When God Learned to Sew

We are women and we survive and of course, we rely on each other to get through the heartaches of our lives.

A particular moment in time is forever captured in my memory of something a dear friend did for me as my marriage was ending.

When I first asked my ex-husband to leave our home, I couldn't sleep in our bed. It smelled of him. It didn't matter that I washed the sheets or changed the blankets and comforter. His scent lingered in our bed of twenty years. It made me crazy to still feel him there when he wasn't.

I threw away the sheets, the blanket the comforter. I bought a single pair of new sheets. I used an old blanket of the kids and borrowed a comforter from my mother. And there, I forced myself to sleep alone without his smell permeating the air of our room. I didn't like it-but I was able to rest some nights.

Six weeks later, I allowed him to come back home. I gave him the last of the second, third, hundred chances-just to be sure. I did what many women do who want to save their families. I tried again, the last hurrah. I went into it with the hope that twenty years truly meant something and there was a chance to salvage a marriage that I spent my entire adult life on and most of my dreams on.

He was back in my bed and his scent spilled again into every fiber of my bed. Our bed. I was happy for awhile-a very short while but long enough to create again a place where married people slept and made love and whispered in the night. Yet, it was also the place where I learned it was futile. There wasn't any hope left and the ending had truly started.

It was over. I knew in my heart it was over and for always. I had this panicked feeling inside of me; what will I do? How will I again replace everything in my bed? How will I sleep again when he goes and he will somehow still linger here?"

At the group home I work in, someone brought in an old blanket. I stood there and thought I will just use this. It's a start. My friend and co-worker, I shall call her Ms. Fix-it, saw me gathering the blanket up.

"What are you doing?" she asked.

I was ashamed; embarrassed that I let him in again to hurt me, humiliated to be put in this position again. "I think it's really done. I am going to have to let him go and make him leave again. I won't be able to sleep, I can't afford to replace…"

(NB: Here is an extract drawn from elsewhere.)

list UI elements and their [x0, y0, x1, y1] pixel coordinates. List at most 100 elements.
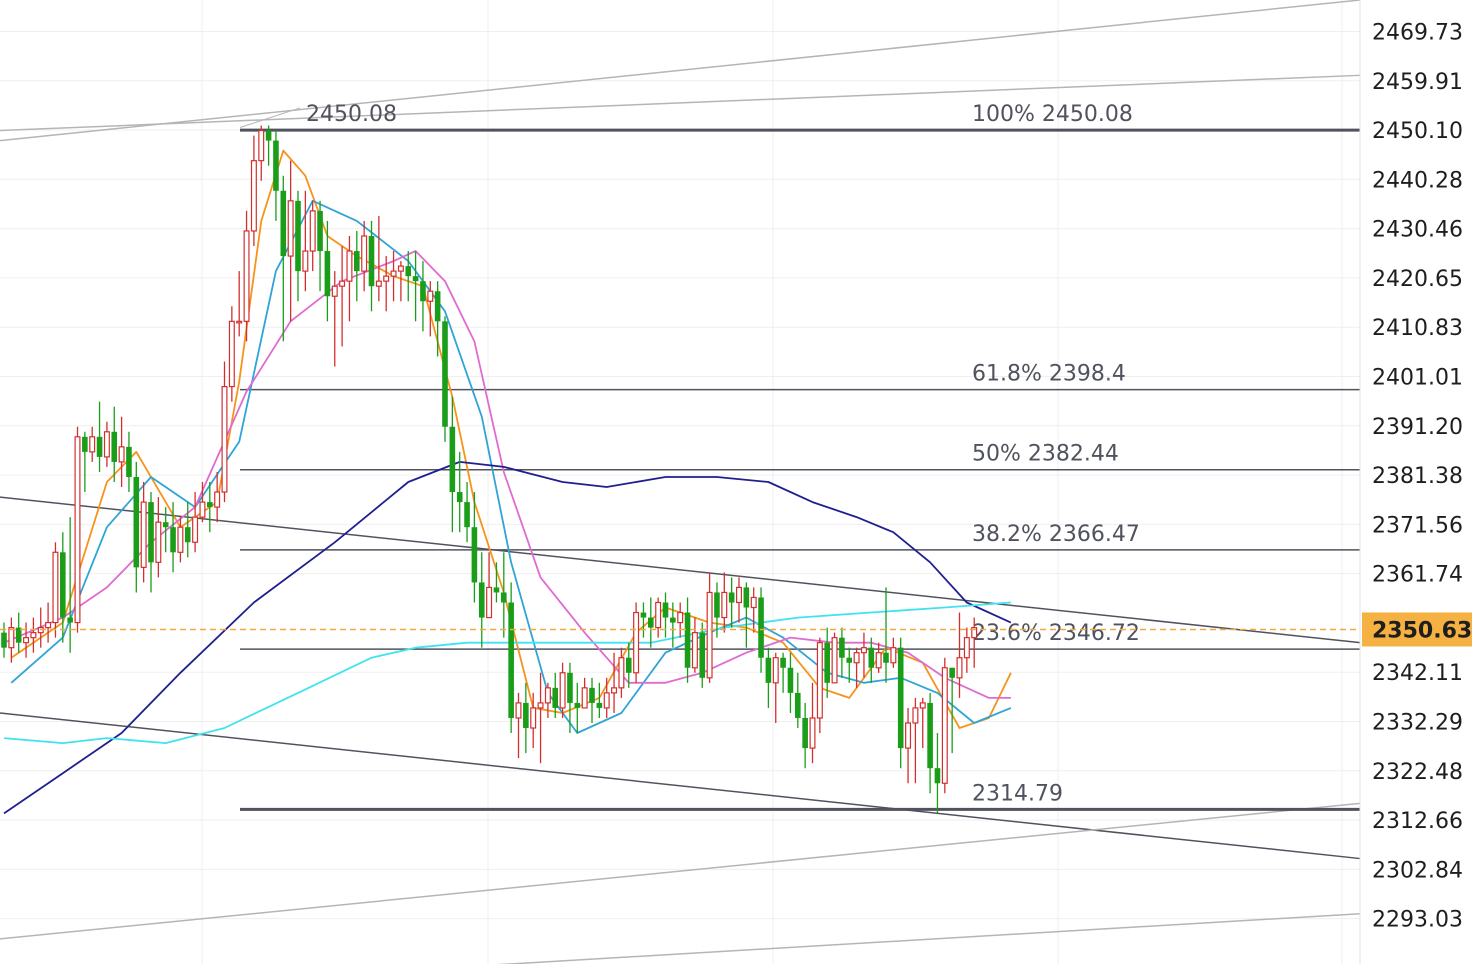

"You don't need that. When you took him back I started making you a quilt. I figured it wouldn't work and I also figured you needed to find that out on your own. I'm almost done. I'll hurry."

I went outside then, overcome, and Ms. Fix-it followed me. I cried while she stood there looking uncomfortable. I told her about my shame, my hurt and my anger at God for allowing it all. Right then, at that moment while I was looking up at the sky and shaking my fist at God, a beautiful regal hawk flew over our heads, "…and then God somehow helps in a simple way…he sends someone to make me a quilt and somehow fix a bit of it and…and.. sends me a hawk to show me he's still around here in it all." We both started laughing.

We go on, however broken we become, as women-we go on. And when we feel we can't, its other women whom tend to pull us through it by being there, by noticing what happens in our lives, by listening to every word we may never actually say. Our true friends step in when they are watching us fall. They don't stop us from falling-they can't. They just catch us in soft quilts.